La fronte di Iztacoyotl era lucida di sudore. Era serio, troppo serio. Il suo servo Conomazàtl, lo aveva capito subito e aveva cominciato a preoccuparsi. Non l’aveva mai visto così. Poi, all’improvviso, l’Uomo-che-cammina-con-gli-Spiriti fece un passo indietro come se si fosse scottato con il sangue di cui le mani erano lorde; ne fece ancora un altro, sempre all’indietro, incerto, a sbattere la schiena nuda contro la staccionata di legno di bocote. Era pallido. Conomazàtl voleva avvicinarsi per sincerarsi che stesse bene, ma sapeva che il coltello cerimoniale di Iztacoyotl era rapido e tagliente e che il suo Signore non disdegnava di usarlo per un nonnulla.
Poi l’Uomo Tabù si voltò, scese sollecito i cento gradini del tempio sotto lo sguardo attonito dei presenti, ed entrò nel suo temazcalli.
Conomazàtl con circospezione lo seguì.
«Mio Signore, cos’ha visto?» gli chiese il servo rimanendo per precauzione sull’uscio di casa con la coperta di ingresso appena scostata.
Iztacoyotl non rispose.
Conomazàtl ripeté una seconda volta la domanda, in modo ancora più sommesso.

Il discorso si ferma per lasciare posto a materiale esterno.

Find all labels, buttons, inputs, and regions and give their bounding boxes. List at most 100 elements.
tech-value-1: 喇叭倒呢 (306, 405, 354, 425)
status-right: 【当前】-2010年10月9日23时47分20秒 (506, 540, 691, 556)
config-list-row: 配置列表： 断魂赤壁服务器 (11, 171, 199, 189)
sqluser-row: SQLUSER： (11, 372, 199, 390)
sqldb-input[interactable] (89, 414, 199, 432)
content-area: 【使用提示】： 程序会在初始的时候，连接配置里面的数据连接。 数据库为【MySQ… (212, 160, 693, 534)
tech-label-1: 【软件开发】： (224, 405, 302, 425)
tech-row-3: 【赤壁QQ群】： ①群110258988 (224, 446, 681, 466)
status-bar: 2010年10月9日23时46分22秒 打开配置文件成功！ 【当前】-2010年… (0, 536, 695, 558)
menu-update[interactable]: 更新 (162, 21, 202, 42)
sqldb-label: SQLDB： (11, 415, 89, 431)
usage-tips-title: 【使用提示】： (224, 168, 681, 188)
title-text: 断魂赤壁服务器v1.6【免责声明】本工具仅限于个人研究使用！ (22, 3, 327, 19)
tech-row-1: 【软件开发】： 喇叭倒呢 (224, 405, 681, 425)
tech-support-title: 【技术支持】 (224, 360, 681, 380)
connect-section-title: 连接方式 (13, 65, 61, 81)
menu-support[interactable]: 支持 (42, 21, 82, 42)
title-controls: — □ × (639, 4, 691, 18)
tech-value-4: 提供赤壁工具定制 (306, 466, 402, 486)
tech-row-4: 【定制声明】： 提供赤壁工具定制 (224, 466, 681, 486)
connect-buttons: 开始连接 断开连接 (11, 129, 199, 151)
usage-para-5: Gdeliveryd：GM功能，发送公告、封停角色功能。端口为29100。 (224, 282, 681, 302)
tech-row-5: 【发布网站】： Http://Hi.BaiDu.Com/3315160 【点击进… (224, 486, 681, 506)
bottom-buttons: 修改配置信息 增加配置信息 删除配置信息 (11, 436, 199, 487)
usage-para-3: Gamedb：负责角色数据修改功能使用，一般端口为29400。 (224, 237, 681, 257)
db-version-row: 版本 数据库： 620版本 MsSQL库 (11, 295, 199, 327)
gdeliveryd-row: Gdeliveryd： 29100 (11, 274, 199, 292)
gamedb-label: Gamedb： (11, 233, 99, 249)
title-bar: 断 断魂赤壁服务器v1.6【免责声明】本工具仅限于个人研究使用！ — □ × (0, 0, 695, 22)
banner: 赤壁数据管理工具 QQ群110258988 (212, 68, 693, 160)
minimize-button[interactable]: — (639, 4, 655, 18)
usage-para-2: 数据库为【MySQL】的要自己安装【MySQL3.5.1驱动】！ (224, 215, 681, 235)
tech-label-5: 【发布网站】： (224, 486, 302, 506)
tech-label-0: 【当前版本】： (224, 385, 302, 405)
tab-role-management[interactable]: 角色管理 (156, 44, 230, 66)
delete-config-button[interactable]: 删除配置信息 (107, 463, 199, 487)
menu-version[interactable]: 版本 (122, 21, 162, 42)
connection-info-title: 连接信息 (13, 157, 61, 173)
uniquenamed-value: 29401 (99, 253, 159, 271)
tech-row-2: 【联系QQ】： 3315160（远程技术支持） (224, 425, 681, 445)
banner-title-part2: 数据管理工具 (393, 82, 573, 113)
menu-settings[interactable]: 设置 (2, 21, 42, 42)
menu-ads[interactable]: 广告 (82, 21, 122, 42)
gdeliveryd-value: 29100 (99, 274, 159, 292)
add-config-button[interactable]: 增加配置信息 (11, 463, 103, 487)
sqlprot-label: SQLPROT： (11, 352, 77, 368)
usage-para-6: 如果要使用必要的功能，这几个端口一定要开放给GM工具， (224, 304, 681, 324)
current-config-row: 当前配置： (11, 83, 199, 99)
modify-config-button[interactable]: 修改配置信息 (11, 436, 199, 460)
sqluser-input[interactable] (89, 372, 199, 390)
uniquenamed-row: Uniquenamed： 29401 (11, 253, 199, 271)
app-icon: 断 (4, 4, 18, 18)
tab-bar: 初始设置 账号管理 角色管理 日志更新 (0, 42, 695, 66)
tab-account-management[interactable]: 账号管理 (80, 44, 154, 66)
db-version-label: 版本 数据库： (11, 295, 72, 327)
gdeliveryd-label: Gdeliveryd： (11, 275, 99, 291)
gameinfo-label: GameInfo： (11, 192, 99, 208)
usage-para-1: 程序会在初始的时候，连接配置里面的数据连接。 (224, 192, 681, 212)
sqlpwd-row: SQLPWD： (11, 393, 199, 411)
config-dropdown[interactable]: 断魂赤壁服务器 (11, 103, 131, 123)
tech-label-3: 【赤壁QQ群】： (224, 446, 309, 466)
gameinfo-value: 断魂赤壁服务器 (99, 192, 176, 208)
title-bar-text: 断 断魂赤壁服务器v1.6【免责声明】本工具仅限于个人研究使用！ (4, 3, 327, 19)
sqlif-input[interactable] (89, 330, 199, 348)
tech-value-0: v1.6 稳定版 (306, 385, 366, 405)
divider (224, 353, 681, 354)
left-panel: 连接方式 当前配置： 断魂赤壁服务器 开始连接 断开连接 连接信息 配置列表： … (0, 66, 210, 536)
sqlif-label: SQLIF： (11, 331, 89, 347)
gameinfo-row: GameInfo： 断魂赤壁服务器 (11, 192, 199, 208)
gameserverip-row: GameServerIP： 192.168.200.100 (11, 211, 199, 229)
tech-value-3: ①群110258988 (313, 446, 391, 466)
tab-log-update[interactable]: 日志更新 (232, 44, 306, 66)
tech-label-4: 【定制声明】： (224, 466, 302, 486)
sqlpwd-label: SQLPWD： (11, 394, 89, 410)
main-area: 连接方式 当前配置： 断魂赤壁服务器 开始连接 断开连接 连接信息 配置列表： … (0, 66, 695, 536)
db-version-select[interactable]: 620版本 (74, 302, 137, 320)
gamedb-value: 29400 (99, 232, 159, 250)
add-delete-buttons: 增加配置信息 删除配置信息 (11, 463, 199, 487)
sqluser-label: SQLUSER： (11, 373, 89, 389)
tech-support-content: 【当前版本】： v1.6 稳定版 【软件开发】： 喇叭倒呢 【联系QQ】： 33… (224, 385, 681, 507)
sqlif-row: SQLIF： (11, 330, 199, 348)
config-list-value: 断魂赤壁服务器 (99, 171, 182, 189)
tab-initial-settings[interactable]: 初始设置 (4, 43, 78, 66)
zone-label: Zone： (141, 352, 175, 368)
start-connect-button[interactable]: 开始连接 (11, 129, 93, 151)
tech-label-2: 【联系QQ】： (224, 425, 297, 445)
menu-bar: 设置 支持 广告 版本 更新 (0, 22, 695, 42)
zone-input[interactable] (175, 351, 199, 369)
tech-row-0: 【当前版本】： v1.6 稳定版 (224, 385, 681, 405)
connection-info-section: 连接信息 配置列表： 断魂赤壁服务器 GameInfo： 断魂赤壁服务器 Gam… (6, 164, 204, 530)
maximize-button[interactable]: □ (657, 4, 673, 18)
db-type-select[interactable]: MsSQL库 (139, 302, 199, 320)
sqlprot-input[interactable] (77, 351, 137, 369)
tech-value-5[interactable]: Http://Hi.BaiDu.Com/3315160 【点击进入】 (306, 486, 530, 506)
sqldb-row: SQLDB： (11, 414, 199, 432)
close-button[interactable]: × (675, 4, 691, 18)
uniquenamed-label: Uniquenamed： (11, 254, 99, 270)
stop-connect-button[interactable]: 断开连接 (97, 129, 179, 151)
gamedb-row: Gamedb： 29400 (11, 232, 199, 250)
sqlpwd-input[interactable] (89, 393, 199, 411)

L’Uomo-che-nessuno-può-toccare, dopo un po’, come uscito da un incubo, mormorò:
«La capra ha due cuori, due…» fece ripetendo nell’aria il numero con le dita della mano sinistra.
«E cosa vuol dire, mio Signore… avremo siccità e i nostri raccolti seccheranno… avremmo troppa pioggia e le nostre messi marciranno?»
«Non capisci, Conomazàtl… è la fine di tutto, la fine di Aztlán, del nostro popolo, di tutti noi. Solo Huitzilopochtli rimarrà a vegliare per l’eternità sul mondo che avrà reso vuoto e grigio di cenere. La Sua collera è immensa.»
Conomazàtl raggelò. Sentì per un attimo le gambe cedere. Poi alla fine si arrese a quella ondata di spossatezza e si inginocchiò con il capo chino davanti all’Uomo-che-parla-con-gli-Dei.
«E quando accadrà? Mio Signore?»
«Al decimo giorno…» Il vecchio faceva fatica a parlare. «…Al decimo giorno… dopo l’ultimo plenilunio…»
«Ma l’ultimo plenilunio è stato nove giorni fa… mio Signore.»
«Esatto.»
«Succederà allora domani.»
«Domani» fece eco Iztacoyotl che sembrava aver perso tutte le sue forze.
«Ma è troppo presto.»
«È sempre troppo presto, servo mio. Ma è Huitzilopochtli che lo vuole.»
Dopo alcuni minuti di silenzio, l’Uomo Tabù proseguì:
«Il popolo però lo deve sapere. Chi vuol chiedere scusa all’amico, al parente o al vicino lo potrà così fare. Chi vuole potrà ritrovare la pace nel proprio cuore. Chi vuol salutare i propri cari, potrà sentire il calore del loro ultimo abbraccio…»
Il popolo si estinse improvvisamente ben nove anni più tardi da quel pomeriggio, per ragioni che gli storici devono ancora accertare.
Tuttavia, il giorno successivo alla divinazione di Iztacoyotl, nella convinzione di tutti che quello fosse davvero l’ultimo giorno che Huitzilopochtli avrebbe mandato sulla terra, fu terrificante. Furono regolate vendette, vi furono stupri, suicidi e violenze di ogni genere. Oltre che pianti, canti e balli, ubriacature smodate di pulque che condussero anche alla morte o alla pazzia.
Iztacoyotl, all’alba del mattino che non sarebbe mai dovuto arrivare, fu trovato in casa con il suo coltello cerimoniale conficcato in una tempia.